This week rumors that the coronavirus was here in Turlock were spreading faster than the virus has been around the world.
Multiple postings on different social media platforms claimed Turlock had several confirmed cases of coronavirus, all of which were untrue.
As of Friday, the Stanislaus County Health Services Agency has no confirmed cases of coronavirus in the county. The health agency has tested 11 people, three of which came back with negative results and eight are pending results. SCHSA is currently monitoring 13 people in the region.
“Do not spread rumors, stay informed by going to www.cdc.gov for factual information,” Turlock Police Chief Nino Amirfar said. “If there is any information that we know about we will also share it on our social media outlets i.e. Facebook, Twitter and Instagram.”
As of Friday, California has 69 confirmed cases of coronavirus had has one death. More than 9,900 people are self-monitoring after coming into the state through the San Francisco and Los Angeles airports.
Gov. Gavin Newsom declared a State of Emergency to make additional resources available, formalize emergency actions already underway across multiple state agencies and departments, and help the state prepare for broader spread of COVID-19. He also requested the Legislature make up to $20 million available for state government to respond to the spread of the virus.
On Thursday, Gov. Newsom directed all commercial and Medi-Cal health plans regulated by the Department of Managed Health Care to immediately reduce cost-sharing to zero for all medically necessary screening and testing for the coronavirus, also called COVID-19.

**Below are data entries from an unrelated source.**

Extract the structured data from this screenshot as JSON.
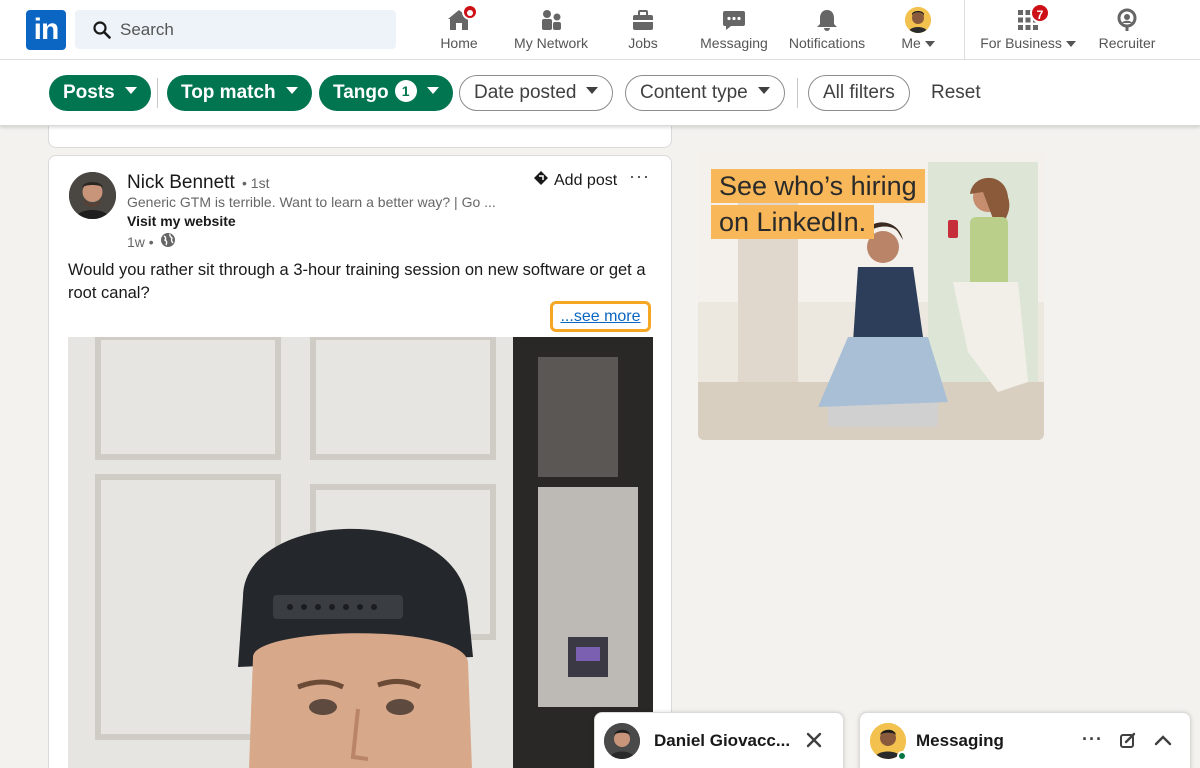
{
  "nav": {
    "logo": "in",
    "search_placeholder": "Search",
    "items": [
      {
        "label": "Home",
        "icon": "home-icon"
      },
      {
        "label": "My Network",
        "icon": "network-icon"
      },
      {
        "label": "Jobs",
        "icon": "briefcase-icon"
      },
      {
        "label": "Messaging",
        "icon": "messaging-icon"
      },
      {
        "label": "Notifications",
        "icon": "bell-icon"
      },
      {
        "label": "Me",
        "icon": "avatar"
      },
      {
        "label": "For Business",
        "icon": "grid-icon"
      },
      {
        "label": "Recruiter",
        "icon": "recruiter-icon"
      }
    ],
    "business_badge": "7"
  },
  "filters": {
    "posts": "Posts",
    "top_match": "Top match",
    "tango": "Tango",
    "tango_count": "1",
    "date_posted": "Date posted",
    "content_type": "Content type",
    "all_filters": "All filters",
    "reset": "Reset"
  },
  "post": {
    "author": "Nick Bennett",
    "degree": "• 1st",
    "headline": "Generic GTM is terrible. Want to learn a better way? | Go ...",
    "website": "Visit my website",
    "time": "1w •",
    "add_post": "Add post",
    "more": "···",
    "text": "Would you rather sit through a 3-hour training session on new software or get a root canal?",
    "see_more": "...see more"
  },
  "ad": {
    "line1": "See who’s hiring",
    "line2": "on LinkedIn."
  },
  "chat": {
    "contact_name": "Daniel Giovacc...",
    "messaging_label": "Messaging"
  },
  "colors": {
    "linkedin_blue": "#0a66c2",
    "filter_green": "#01754f",
    "badge_red": "#cc1016",
    "highlight_orange": "#f5a623",
    "ad_orange": "#f8b85a"
  }
}
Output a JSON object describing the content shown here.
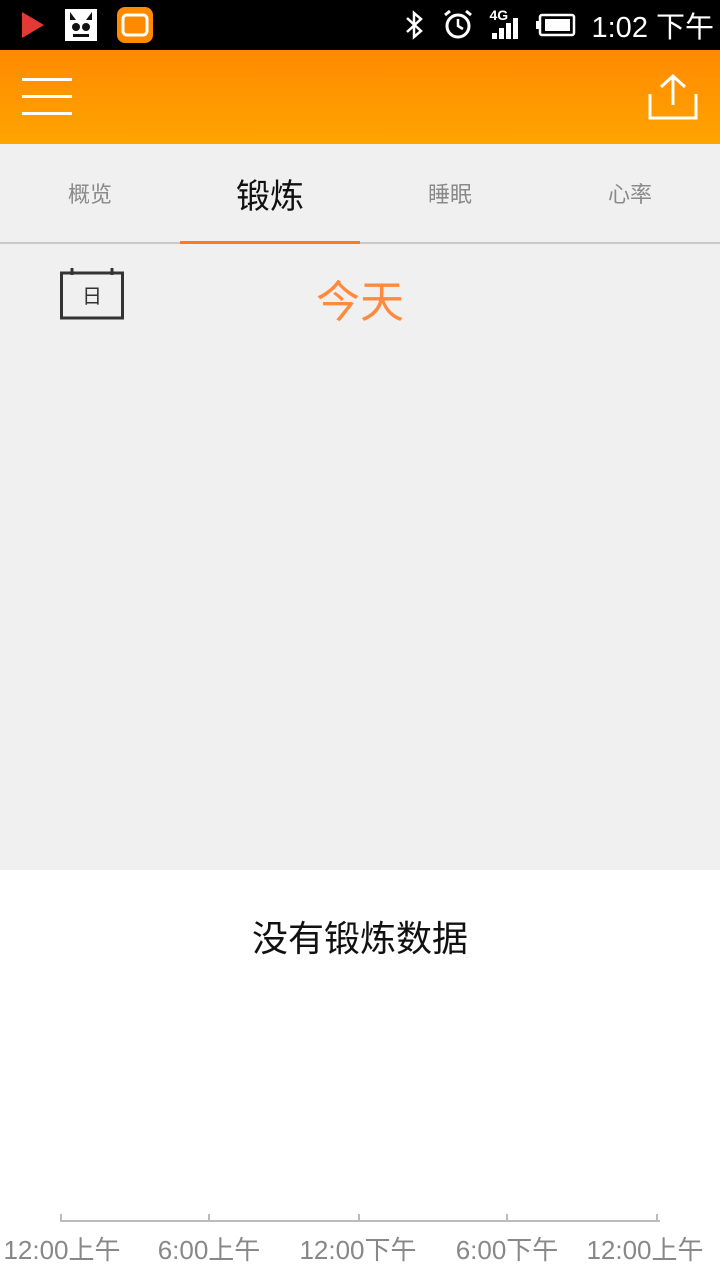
{
  "status_bar": {
    "time": "1:02 下午",
    "network_label": "4G",
    "icons": [
      "play-store-icon",
      "cat-app-icon",
      "orange-app-icon",
      "bluetooth-icon",
      "alarm-icon",
      "signal-icon",
      "battery-icon"
    ]
  },
  "app_bar": {
    "menu_icon": "menu-icon",
    "share_icon": "share-upload-icon"
  },
  "tabs": [
    {
      "label": "概览",
      "active": false
    },
    {
      "label": "锻炼",
      "active": true
    },
    {
      "label": "睡眠",
      "active": false
    },
    {
      "label": "心率",
      "active": false
    }
  ],
  "date_header": {
    "calendar_icon": "calendar-icon",
    "calendar_glyph": "日",
    "label": "今天"
  },
  "content": {
    "empty_message": "没有锻炼数据"
  },
  "timeline": {
    "ticks": [
      "12:00上午",
      "6:00上午",
      "12:00下午",
      "6:00下午",
      "12:00上午"
    ]
  },
  "colors": {
    "app_bar_top": "#ff8a00",
    "app_bar_bottom": "#ffa400",
    "accent": "#ff7a1a",
    "date_label": "#ff8a3d"
  }
}
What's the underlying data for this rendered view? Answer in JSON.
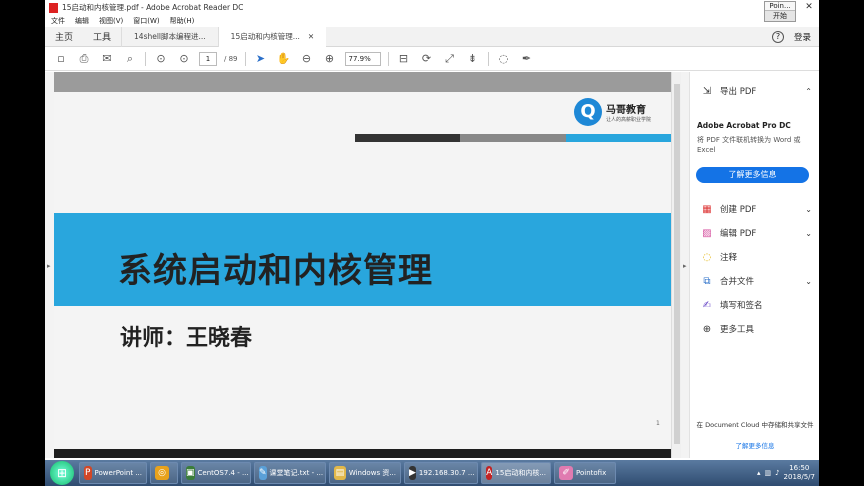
{
  "window": {
    "title": "15启动和内核管理.pdf - Adobe Acrobat Reader DC"
  },
  "pointofix": {
    "title": "Poin...",
    "start": "开始"
  },
  "menu": [
    "文件",
    "编辑",
    "视图(V)",
    "窗口(W)",
    "帮助(H)"
  ],
  "tabs": {
    "home": "主页",
    "tools": "工具",
    "docs": [
      {
        "label": "14shell脚本编程进..."
      },
      {
        "label": "15启动和内核管理..."
      }
    ],
    "login": "登录",
    "help": "?"
  },
  "toolbar": {
    "page_current": "1",
    "page_total": "/ 89",
    "zoom": "77.9%"
  },
  "slide": {
    "logo_glyph": "Q",
    "logo_name": "马哥教育",
    "logo_tagline": "让人的高薪职业学院",
    "title": "系统启动和内核管理",
    "lecturer": "讲师：王晓春",
    "page_number": "1"
  },
  "right_panel": {
    "export_pdf": "导出 PDF",
    "promo_title": "Adobe Acrobat Pro DC",
    "promo_desc": "将 PDF 文件联机转换为 Word 或 Excel",
    "promo_button": "了解更多信息",
    "tools": [
      {
        "label": "创建 PDF",
        "icon": "create-pdf-icon",
        "chevron": true
      },
      {
        "label": "编辑 PDF",
        "icon": "edit-pdf-icon",
        "chevron": true
      },
      {
        "label": "注释",
        "icon": "comment-icon",
        "chevron": false
      },
      {
        "label": "合并文件",
        "icon": "combine-files-icon",
        "chevron": true
      },
      {
        "label": "填写和签名",
        "icon": "fill-sign-icon",
        "chevron": false
      },
      {
        "label": "更多工具",
        "icon": "more-tools-icon",
        "chevron": false
      }
    ],
    "doc_cloud": "在 Document Cloud 中存储和共享文件",
    "doc_cloud_link": "了解更多信息"
  },
  "taskbar": {
    "items": [
      {
        "label": "PowerPoint ...",
        "color": "#d24726",
        "glyph": "P"
      },
      {
        "label": "",
        "color": "#e8a21c",
        "glyph": "◎"
      },
      {
        "label": "CentOS7.4 - ...",
        "color": "#3b7d3b",
        "glyph": "▣"
      },
      {
        "label": "课堂笔记.txt - ...",
        "color": "#5aa0d8",
        "glyph": "✎"
      },
      {
        "label": "Windows 资...",
        "color": "#e2b84a",
        "glyph": "▤"
      },
      {
        "label": "192.168.30.7 ...",
        "color": "#333333",
        "glyph": "▶"
      },
      {
        "label": "15启动和内核...",
        "color": "#c22222",
        "glyph": "A"
      },
      {
        "label": "Pointofix",
        "color": "#e07bb0",
        "glyph": "✐"
      }
    ],
    "time": "16:50",
    "date": "2018/5/7"
  },
  "colors": {
    "accent_blue": "#29a6dd",
    "acrobat_blue": "#1473e6"
  }
}
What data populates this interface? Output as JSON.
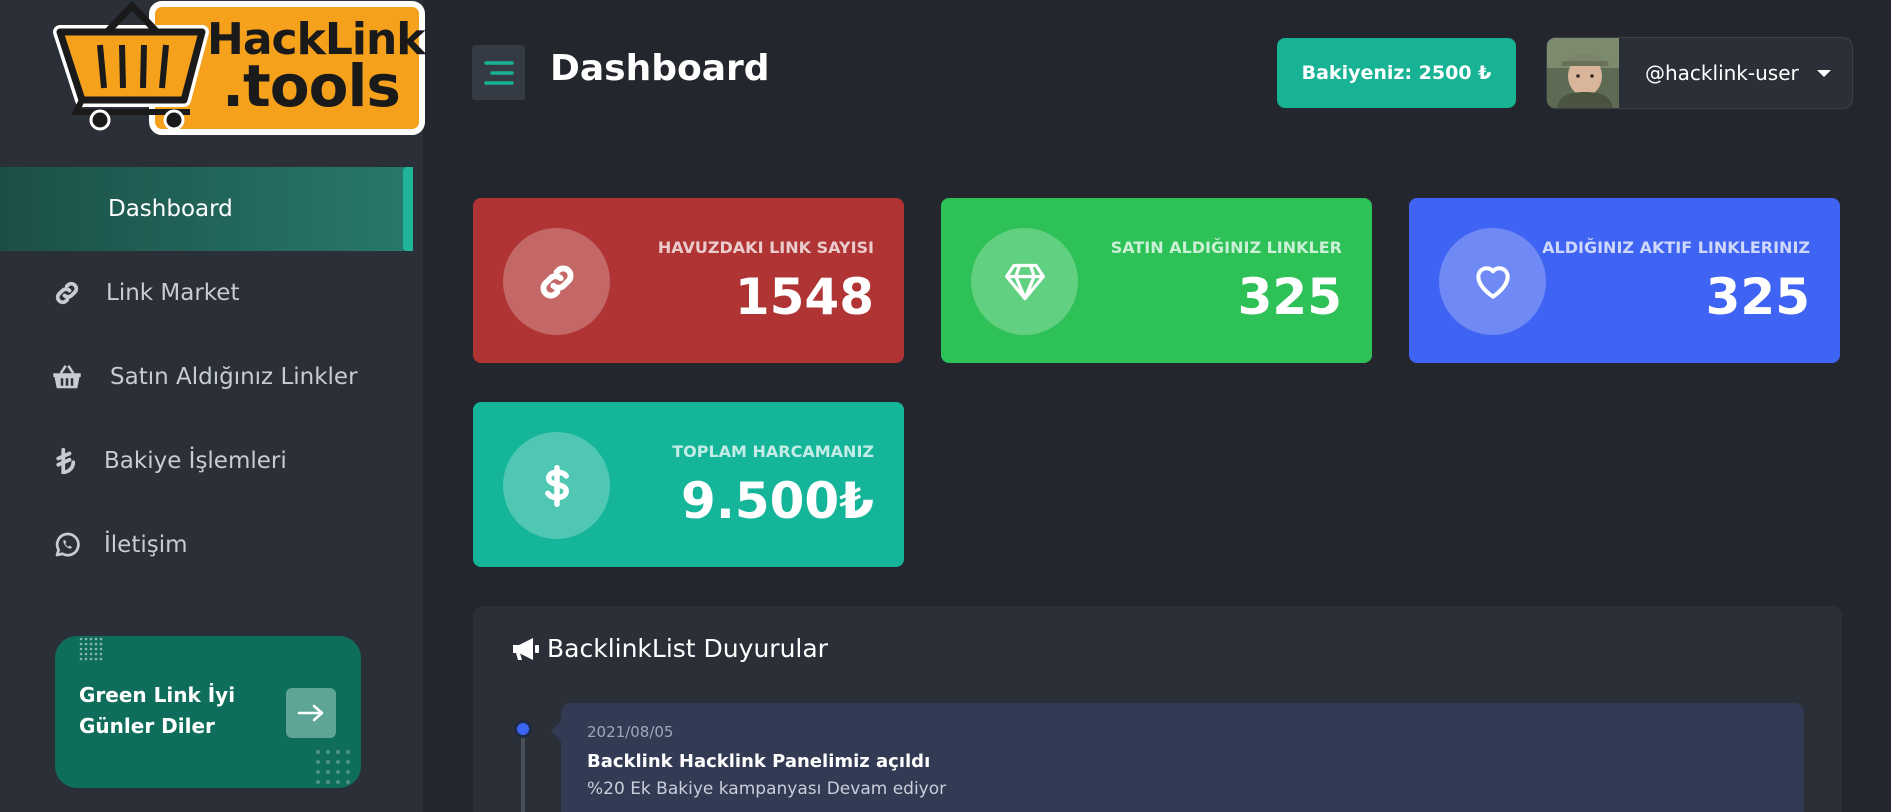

This includes waiving cost-sharing for emergency room, urgent care or provider office visits when the purpose of the visit is to be screened and tested for COVID-19. The need for COVID-19 testing is based on medical necessity, a clinical determination made on a case by case basis by medical professionals.
"Californians shouldn't have to fear a big medical bill just because they took a test for COVID-19," said Newsom. "This action means that Californians who fit the testing requirements can receive the test at no cost. We're all in this together, and I'm grateful to those health providers who have already stepped up and heeded our call."
"This action will ensure that Californians who need a test will receive one at no cost," said Dr. Mark Ghaly, secretary of the California Health and Human Services Agency. "This doesn't mean every Californians should be seeking a test. If you are experiencing symptoms of COVID-19 and may have had contact with a person with COVID-19 or recently traveled to countries with apparent community spread, call your health care provider or local public health department first before seeking medical care."
The California Department of Insurance issued similar direction providing cost free medically necessary testing for an additional 2 million Californians. Combined these announcements ensure that 24 million more Californians are eligible to receive testing, should their health care provider deem it medically necessary.
The one death in California was of a Placer County resident who had previously been aboard a Grand Princess cruise. The cruise ship is currently off the coast in San Francisco after 21 people aboard tested positive for coronavirus. Vice President Mike Pence said everyone aboard the ship will be tested for the virus. Some of the passengers on the cruise ship include Turlock and Hilmar residents, but efforts to reach them were unsuccessful.
The new virus comes from a large family of what are known as coronaviruses, some causing nothing worse than a cold, but others cause more serious illnesses such as SARS. It causes cold- and flu-like symptoms, including cough and fever, and in more severe cases, shortness of breath. It can worsen to pneumonia, which can be fatal. The Centers for Disease Control and Prevention stated that symptoms can appear as quick as two days and up to 14 days after exposure.
The viruses are common in many different species of animals, including camels, cattle, cats, and bats and it’s rare that animal coronaviruses can infect people and then spread between people, such as the case with this current coronavirus.
First detected in December, the virus is believed to have originated in a type of wild animal sold at a Wuhan, China market to be consumed as food.
The CDC said person-to-person spread occurs mainly via respiratory droplets from when an infected person coughs or sneezes, similar to how influenza and other respiratory pathogens spread. These droplets can land in the mouths or noses of people who are nearby or possibly be inhaled into the lungs. The virus can also be spread by face to face contact with an infected person for a prolonged time and touching an object or surface with the virus on it, and then touching your mouth, nose, or eyes.
As with any virus, especially during the flu season, health officials remind people there are a number of steps to take to protect your health and those around you:
— Washing hands often with soap and water for at least 20 seconds;
— Using an alcohol-based hand sanitizer if soap and water
are not available;
— Covering your coughs and sneezes with your arm;
— Frequent cleaning of doorknobs, light switches, and other commonly touched areas with disinfectant wipes;
— Avoiding contact with people who are ill; and
— Staying away from work, school or other people if you become sick with respiratory symptoms like fever and cough.